P.K. Srivastava, a Professor of Physics and director of the Centre for Science Education and Communication (CSEC), Delhi University, has similar views. “But here it is an attempt to close the process of inquiry,” he says. “The UGC is telling us what astrology is and what the course should be. This is yet another prescriptive structure being imposed by the UGC. In this respect, it is no different from the other new courses that have been introduced in the recent past, like those in electronics and computer applications. My opposition to this proposal is more from the larger perspective of the UGC telling us what is right and what we should do,” says Srivastava.
Romila Thapar concurs with this view. “Usually when new disciplines are introduced at the university level the request comes from the university departments which have studied the discipline in depth and prepared the pedagogy and structure of the subject. In the case of Vedic Astrology the procedure has been reversed, presumably because the HRD Ministry is instructing the UGC.”
“It is surprising that such a proposal has gone through the Commission,” says Naresh Dadich of the Inter-University Centre for Astronomy and Astrophysics (IUCAA). “Should the academic members of the Commission not be obliged to state their case clearly t o the academic community they are supposed to represent?” he asks.
The guidelines that the UGC has formalised include details of staff requirement (one Professor, one Reader, two Lecturers, one library attendant and one computer operator), the funds that would be available to set up the departments, the fees to be charged at the graduate and post-graduate level (Rs.3,000 and Rs.4,000 respectively a year), and so on. The main intention would seem to be to provide jobs for a large number of astrologers (there is also a provision to rope in guest-lecturers, who will be paid honorarium at UGC rates) and to provide a major financial outlay of Rs.15 lakhs for each department (non-recurring) to establish a library, an observatory, a computer laboratory and a horoscope bank. The salary for the staff will, of course, be paid by the UGC.
Says a statement issued by the Democratic Teachers Front (DTF), Delhi University: “The UGC proposal is at once ridiculous and dangerous. It is ridiculous because it seeks at the beginning of the second millennium to pass off astrology as a science. It is dangerous because it seeks to use the powers of the UGC to pressure universities to introduce such courses.

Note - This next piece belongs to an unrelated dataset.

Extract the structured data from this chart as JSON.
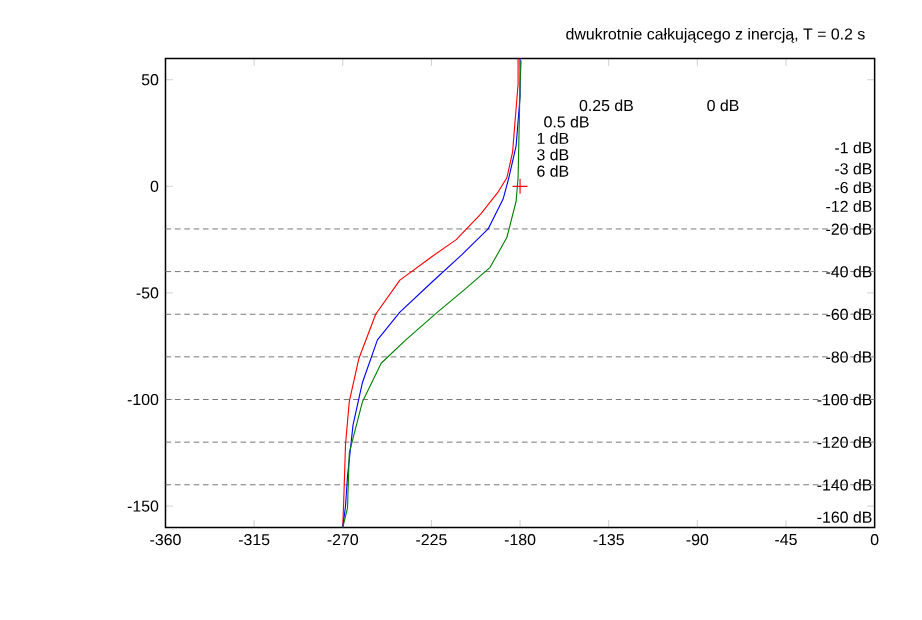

“In sharp contrast to the large-hearted support offered for the course on Vedic Astrology is the step-motherly treatment meted out by the UGC to the departments of modern Indian languages and literatures as well as its lack of concern for developing the natural sciences.“
The scientific academies are contemplating ways to respond to the development. The Astronomical Society of India (ASI) will issue a statement, according to S. Ananthakrishnan of the National Centre for Radio Astronomy (NCRA), Pune. If what P. Balaram, Editor, Current Science, wrote in the November 10, 2000, issue of Current Science is an indication, the Indian Academy of Sciences should also soon make its stand clear. He wrote: “As in the fight against creationism (in the U.S.), Indian scientific bodies have a responsibility to express a collective and reasoned view. The Academies and Associations must not adopt the expedient path.”